I'm still reading Needham's book Visual Complex Analysis. There is a part about the geometric interpretation of the nth roots of unity, that is, the solutions to the following equation. $$ z^n = 1 $$
Using Euler's formula, we can represent the complex number z as \(r e^{i\theta}.\) Taken to the power of a natural number n, we get \(r^n e^{i n \theta}.\) To satisfy the equation, \(r^n\) must be one, so all solutions z must lie on the unit circle. Multiplication of any complex number on the unit circle by itself rotates it on the circle by its angle. The solutions z have the special property that a product of n identical factors z ends up on point \(1 = e^{i m \cdot 2 \pi}\) (m being any integer). In other words: a point \(z = e^{i \theta}\) on the unit circle is a solution if \(n \theta\) is an integer multiple of \(2 \pi.\) $$ \theta_m = \frac{m \cdot 2\pi}{n} $$
Each integer m gives us an angle \(\theta_m\) such that \(e^{i\theta_m}\) is a solution z, but only the solutions arising from \(m = 0, 1, \ldots, n-1 \) are unique because \(e^{i (\theta_m - \theta_n)} = e^{i \theta_m}.\) So the solutions are n equally spaced points on the unit circle with the first one always being \(e^0 = 1.\) Connecting adjacent points gives us a regular polygon.

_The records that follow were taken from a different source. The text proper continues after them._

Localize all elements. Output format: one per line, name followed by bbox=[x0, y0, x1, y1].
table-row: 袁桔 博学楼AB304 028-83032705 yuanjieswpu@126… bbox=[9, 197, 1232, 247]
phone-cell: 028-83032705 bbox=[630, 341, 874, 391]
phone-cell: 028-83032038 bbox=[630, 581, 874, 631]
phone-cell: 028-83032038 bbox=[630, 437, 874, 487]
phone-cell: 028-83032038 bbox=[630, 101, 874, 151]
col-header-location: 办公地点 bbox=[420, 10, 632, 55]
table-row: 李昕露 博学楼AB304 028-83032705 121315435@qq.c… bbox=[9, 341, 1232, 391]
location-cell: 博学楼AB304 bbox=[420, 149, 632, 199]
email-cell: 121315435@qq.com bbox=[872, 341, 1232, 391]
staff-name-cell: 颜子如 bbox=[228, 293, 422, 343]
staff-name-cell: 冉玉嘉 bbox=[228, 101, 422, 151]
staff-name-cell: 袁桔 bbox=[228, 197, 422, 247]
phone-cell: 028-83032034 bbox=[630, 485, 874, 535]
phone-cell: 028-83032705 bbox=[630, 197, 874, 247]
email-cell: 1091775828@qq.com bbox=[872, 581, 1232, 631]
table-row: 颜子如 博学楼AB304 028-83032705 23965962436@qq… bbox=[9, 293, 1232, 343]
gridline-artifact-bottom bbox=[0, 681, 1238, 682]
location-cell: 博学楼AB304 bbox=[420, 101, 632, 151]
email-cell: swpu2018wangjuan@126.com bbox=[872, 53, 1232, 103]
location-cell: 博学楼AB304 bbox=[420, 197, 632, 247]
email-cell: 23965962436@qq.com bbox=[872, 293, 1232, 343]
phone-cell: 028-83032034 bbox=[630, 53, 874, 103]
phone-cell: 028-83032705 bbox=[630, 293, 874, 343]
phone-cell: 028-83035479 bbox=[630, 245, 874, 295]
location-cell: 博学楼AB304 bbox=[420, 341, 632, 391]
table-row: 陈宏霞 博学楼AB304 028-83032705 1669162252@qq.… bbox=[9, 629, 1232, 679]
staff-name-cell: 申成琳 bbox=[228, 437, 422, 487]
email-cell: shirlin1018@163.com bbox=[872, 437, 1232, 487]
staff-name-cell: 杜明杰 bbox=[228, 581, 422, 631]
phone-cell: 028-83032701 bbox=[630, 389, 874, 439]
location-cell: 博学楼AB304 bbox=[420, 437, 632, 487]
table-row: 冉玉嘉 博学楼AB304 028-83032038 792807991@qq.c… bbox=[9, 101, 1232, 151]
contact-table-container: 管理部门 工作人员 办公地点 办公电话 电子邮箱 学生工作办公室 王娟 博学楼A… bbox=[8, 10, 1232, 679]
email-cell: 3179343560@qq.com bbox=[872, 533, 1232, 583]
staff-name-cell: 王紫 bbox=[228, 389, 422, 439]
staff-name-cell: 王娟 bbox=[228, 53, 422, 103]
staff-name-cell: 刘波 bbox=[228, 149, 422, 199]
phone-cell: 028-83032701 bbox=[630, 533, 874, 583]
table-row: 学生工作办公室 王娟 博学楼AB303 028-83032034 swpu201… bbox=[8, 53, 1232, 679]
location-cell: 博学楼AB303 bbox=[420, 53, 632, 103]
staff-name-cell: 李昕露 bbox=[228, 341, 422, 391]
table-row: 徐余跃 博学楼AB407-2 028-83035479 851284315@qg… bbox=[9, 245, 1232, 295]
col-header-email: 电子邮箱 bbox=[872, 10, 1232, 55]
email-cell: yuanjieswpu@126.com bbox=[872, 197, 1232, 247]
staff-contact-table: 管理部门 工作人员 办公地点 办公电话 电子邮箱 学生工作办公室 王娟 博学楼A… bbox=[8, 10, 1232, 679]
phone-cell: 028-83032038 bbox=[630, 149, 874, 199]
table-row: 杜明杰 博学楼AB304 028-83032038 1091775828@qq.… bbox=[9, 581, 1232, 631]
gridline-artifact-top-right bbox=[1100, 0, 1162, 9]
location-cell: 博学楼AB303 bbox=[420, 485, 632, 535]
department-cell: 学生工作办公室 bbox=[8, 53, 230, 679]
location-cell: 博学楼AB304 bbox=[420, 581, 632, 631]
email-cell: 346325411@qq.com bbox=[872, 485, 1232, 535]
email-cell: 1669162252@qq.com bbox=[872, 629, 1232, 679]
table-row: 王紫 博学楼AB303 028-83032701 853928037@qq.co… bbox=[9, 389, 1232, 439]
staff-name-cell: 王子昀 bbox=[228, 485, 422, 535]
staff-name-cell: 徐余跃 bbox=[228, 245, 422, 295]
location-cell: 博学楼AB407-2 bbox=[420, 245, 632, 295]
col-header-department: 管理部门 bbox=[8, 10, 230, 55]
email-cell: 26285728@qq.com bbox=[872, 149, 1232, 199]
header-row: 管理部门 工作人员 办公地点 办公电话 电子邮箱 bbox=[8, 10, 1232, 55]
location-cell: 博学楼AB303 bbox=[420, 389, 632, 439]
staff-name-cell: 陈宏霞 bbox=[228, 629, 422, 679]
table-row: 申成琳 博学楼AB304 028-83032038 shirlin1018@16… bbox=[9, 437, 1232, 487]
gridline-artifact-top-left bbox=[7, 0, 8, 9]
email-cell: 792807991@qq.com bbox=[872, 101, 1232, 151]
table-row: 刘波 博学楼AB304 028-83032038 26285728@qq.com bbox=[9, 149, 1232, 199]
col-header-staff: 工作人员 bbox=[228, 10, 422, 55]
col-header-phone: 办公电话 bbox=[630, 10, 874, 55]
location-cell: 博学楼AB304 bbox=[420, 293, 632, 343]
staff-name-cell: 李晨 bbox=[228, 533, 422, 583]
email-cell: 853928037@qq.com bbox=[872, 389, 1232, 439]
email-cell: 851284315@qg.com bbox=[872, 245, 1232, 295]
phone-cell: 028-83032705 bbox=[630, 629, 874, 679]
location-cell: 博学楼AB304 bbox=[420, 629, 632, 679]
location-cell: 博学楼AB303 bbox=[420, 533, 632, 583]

This reminded me of a bit of abstract algebra I came across some time ago. The nth roots of unity form a cyclic group. A generator of this group is \(a = e^{i \frac{2\pi}{n}}\) and the least positive integer m such that \(a^m\) is the identity element \(1\) is \( m = n,\) so the group is of order n.
Needham, T. (1997). Visual complex analysis. Oxford University Press.